Snow can be so heavy during a blizzard that it causes a whiteout. During a whiteout, snow falling down…or being blown around by the tremendous winds…reduces visibility to the point where the sky, the air, and the ground become one white blur of snow. All you can see in any direction is white snow. The winds and snow cause disorientation and, especially in rural areas, sometimes you can wander just a few feet from your front door and not be able to find it.
What are the necessary steps that should be taken to prepare for a blizzard?
Most things are usually on hand but should be stocked up and easily accessible. If it turns out the blizzard has turned to rain or snow flurries by the time it reaches your area, at least you will have known you were ready.

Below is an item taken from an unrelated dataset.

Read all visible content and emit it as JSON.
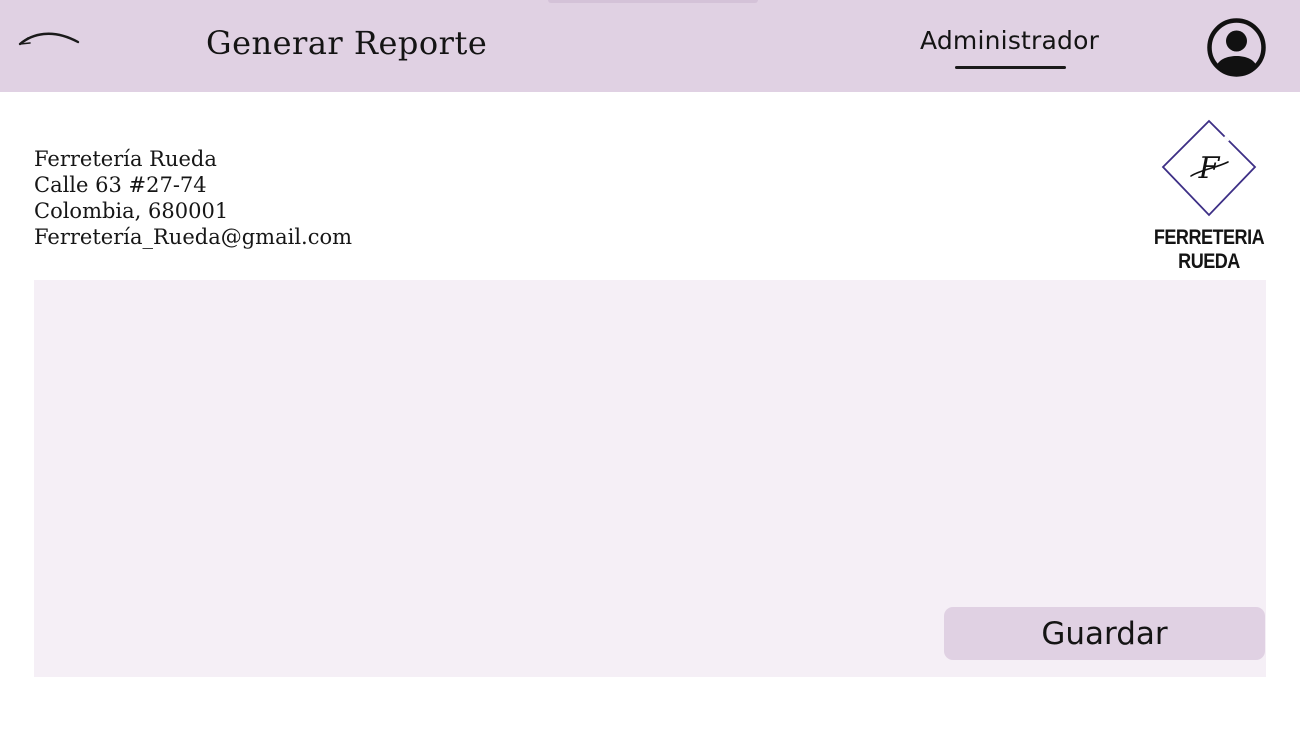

If your city or town is in imminent danger of a very heavy snowfall or blizzard, most likely your local weather and news media have let you know in plenty of time. They will be issuing warnings and alerts and, again, should be taken seriously. Here are a few things to consider before the blizzard arrives:
- Prepare for power outages and blocked roads. Winds, ice and snow tend to bring down power lines. Make sure that you have candles, matches or lighters, a flashlight, a battery-operated radio, and emergency food supplies and tons of blankets. Think about where you’ll put candles to keep them lit and safe. Have plenty of food staples like powdered milk and protein bars. If your water supply depends on an electric pump, bottled water may be a good idea.
- Staying warm when the power goes out may be a problem. Don’t think you’re immune if you don’t use electricity to heat your home. Many people don’t realize that their heating system depends on a boiler that is powered by electricity. Electric stoves and gas stoves that depend on electricity will be powerless if the storm knocks the lines down. Be prepared with alternative heat sources and plenty of blankets.

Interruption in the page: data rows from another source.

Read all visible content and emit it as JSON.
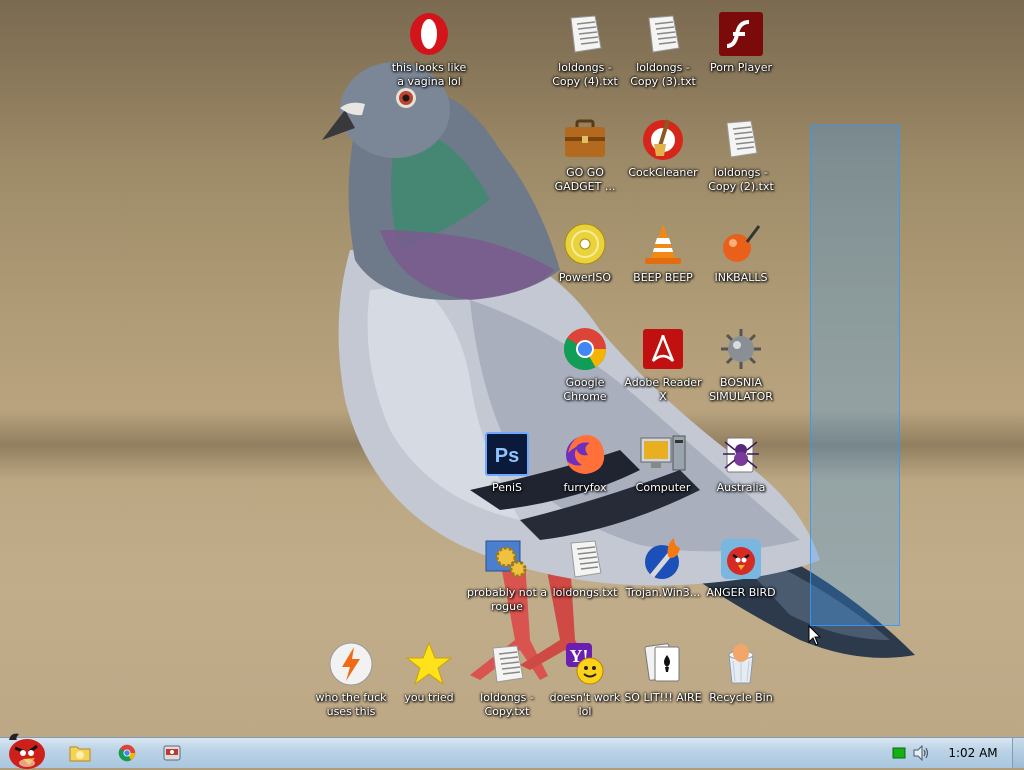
{
  "desktop": {
    "icons": [
      {
        "label": "this looks like a vagina lol",
        "icon": "opera-icon"
      },
      {
        "label": "loldongs - Copy (4).txt",
        "icon": "text-file-icon"
      },
      {
        "label": "loldongs - Copy (3).txt",
        "icon": "text-file-icon"
      },
      {
        "label": "Porn Player",
        "icon": "flash-player-icon"
      },
      {
        "label": "GO GO GADGET ...",
        "icon": "briefcase-icon"
      },
      {
        "label": "CockCleaner",
        "icon": "ccleaner-icon"
      },
      {
        "label": "loldongs - Copy (2).txt",
        "icon": "text-file-icon"
      },
      {
        "label": "PowerISO",
        "icon": "disc-icon"
      },
      {
        "label": "BEEP BEEP",
        "icon": "vlc-cone-icon"
      },
      {
        "label": "INKBALLS",
        "icon": "inkball-icon"
      },
      {
        "label": "Google Chrome",
        "icon": "chrome-icon"
      },
      {
        "label": "Adobe Reader X",
        "icon": "adobe-reader-icon"
      },
      {
        "label": "BOSNIA SIMULATOR",
        "icon": "mine-icon"
      },
      {
        "label": "PeniS",
        "icon": "photoshop-icon"
      },
      {
        "label": "furryfox",
        "icon": "firefox-icon"
      },
      {
        "label": "Computer",
        "icon": "computer-icon"
      },
      {
        "label": "Australia",
        "icon": "spider-solitaire-icon"
      },
      {
        "label": "probably not a rogue",
        "icon": "settings-gears-icon"
      },
      {
        "label": "loldongs.txt",
        "icon": "text-file-icon"
      },
      {
        "label": "Trojan.Win3...",
        "icon": "torch-icon"
      },
      {
        "label": "ANGER BIRD",
        "icon": "angry-bird-icon"
      },
      {
        "label": "who the fuck uses this",
        "icon": "avast-icon"
      },
      {
        "label": "you tried",
        "icon": "star-icon"
      },
      {
        "label": "loldongs - Copy.txt",
        "icon": "text-file-icon"
      },
      {
        "label": "doesn't work lol",
        "icon": "yahoo-messenger-icon"
      },
      {
        "label": "SO LIT!!! AIRE",
        "icon": "solitaire-icon"
      },
      {
        "label": "Recycle Bin",
        "icon": "recycle-bin-icon"
      }
    ]
  },
  "taskbar": {
    "start_icon": "angry-bird-icon",
    "pinned": [
      {
        "icon": "folder-icon"
      },
      {
        "icon": "chrome-icon"
      },
      {
        "icon": "app-icon"
      }
    ],
    "tray": {
      "icons": [
        "action-center-flag-icon",
        "volume-icon"
      ],
      "clock": "1:02 AM"
    }
  },
  "colors": {
    "label_text": "#ffffff",
    "selection": "#3399ff",
    "taskbar": "#bcd3e6"
  }
}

- Traveling in a blizzard is just not a good idea. If you are on the road during a blizzard look for a hotel or motel nearby and stay off the road until driving conditions are safe again.

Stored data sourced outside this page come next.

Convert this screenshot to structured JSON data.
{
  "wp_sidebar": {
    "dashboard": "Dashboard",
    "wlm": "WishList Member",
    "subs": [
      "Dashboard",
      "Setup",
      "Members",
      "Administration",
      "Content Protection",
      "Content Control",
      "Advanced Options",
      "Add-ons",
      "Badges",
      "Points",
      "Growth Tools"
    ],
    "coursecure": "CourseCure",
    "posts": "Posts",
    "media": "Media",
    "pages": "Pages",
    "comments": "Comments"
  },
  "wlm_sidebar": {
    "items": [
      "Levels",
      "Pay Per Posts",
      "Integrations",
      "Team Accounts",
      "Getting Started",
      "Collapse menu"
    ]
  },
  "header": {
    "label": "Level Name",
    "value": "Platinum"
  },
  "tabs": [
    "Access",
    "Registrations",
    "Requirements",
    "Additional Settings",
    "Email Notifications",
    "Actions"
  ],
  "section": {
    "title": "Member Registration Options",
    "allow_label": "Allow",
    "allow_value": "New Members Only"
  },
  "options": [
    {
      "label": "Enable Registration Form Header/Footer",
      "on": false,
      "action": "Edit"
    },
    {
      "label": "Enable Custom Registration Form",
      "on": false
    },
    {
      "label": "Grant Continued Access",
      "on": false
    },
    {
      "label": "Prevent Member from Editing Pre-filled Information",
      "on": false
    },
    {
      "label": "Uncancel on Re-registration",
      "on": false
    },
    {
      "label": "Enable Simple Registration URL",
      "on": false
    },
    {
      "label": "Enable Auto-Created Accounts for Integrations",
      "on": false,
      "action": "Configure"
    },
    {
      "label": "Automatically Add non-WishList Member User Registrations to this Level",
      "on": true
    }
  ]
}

If you get stranded in your car during a bad snow storm be prepared with plenty of warm clothes and packaged snack foods. It may seem sensible to leave the engine running to keep warm, but it isn’t. The danger of carbon monoxide poisoning is high. Snow can block your exhaust pipe and fill the car with deadly fumes. Keeping one window open just a bit will help avoid this. If you keep the engine running you may run out of gas before the storm is over.
A better idea is to run the engine in short bursts. Turn the engine on long to keep the car warm and then turn it off. Keep this routine up until the conditions are stable enough for you to get back on the road.
- Designate a spot, in the hall closet, to keep a bag of warm clothes for each person in the household. If the lights are out, it will be hard to find that really warm turtle neck or a pair of warm socks or gloves…in the dark. Count on the power being out for at least a day or two and have some board games and a deck of cards on hand. Arts and crafts are always fun for the kids (especially if there isn’t any television to distract them) so make sure you have some of those supplies easily available.
- Along with warm clothes and blankets, consider stocking your Blizzard Kit with the following: batteries, flash lights, battery operated radio/television, bottled water, toilet paper, nonperishable foods such as cereal or crackers, canned goods, a non electric can opener, a small cooler, candles, prescription medicines and any over-the-counter remedies you use regularly; and if you have young infants or toddlers – diapers, baby wipes, formula, baby food.
- Stock up on shovels and snow removal equipment before the snow storm. You may also want to cover the windows and spaces around the doors to keep drafts at a minimum in the event the heat shuts off.
- If you live in an area that gets bad storms regularly consider investing in an emergency generator. Having an alternate source of power if the main lines go down can be a life saver.
- A cellular phone is a ‘hot’ commodity for the snowbound. If you have a cell phone, make sure it is charged and easy to find. Now is the time to add emergency numbers in your phone’s memory for easy access when you need them. Even if the phone and power lines go out you can get word out that you are stranded and need help.
- Finally, STAY INSIDE. However tempting it may be for kids to go out and make snow angels or play in the falling snow, use caution. Those blowing winds – both before and after a blizzard – are cold enough to cause frostbite, and snowdrifts may hide dangers children might otherwise see. Stay indoors where it’s safe, and warm!
Blizzards are serious business. Weather forecasters can only predict so much. Educate yourself and stay on top of the updates in your area. There is no harm in being overly cautious. In most cases where a blizzard is concerned, it truly is better to be safe than sorry.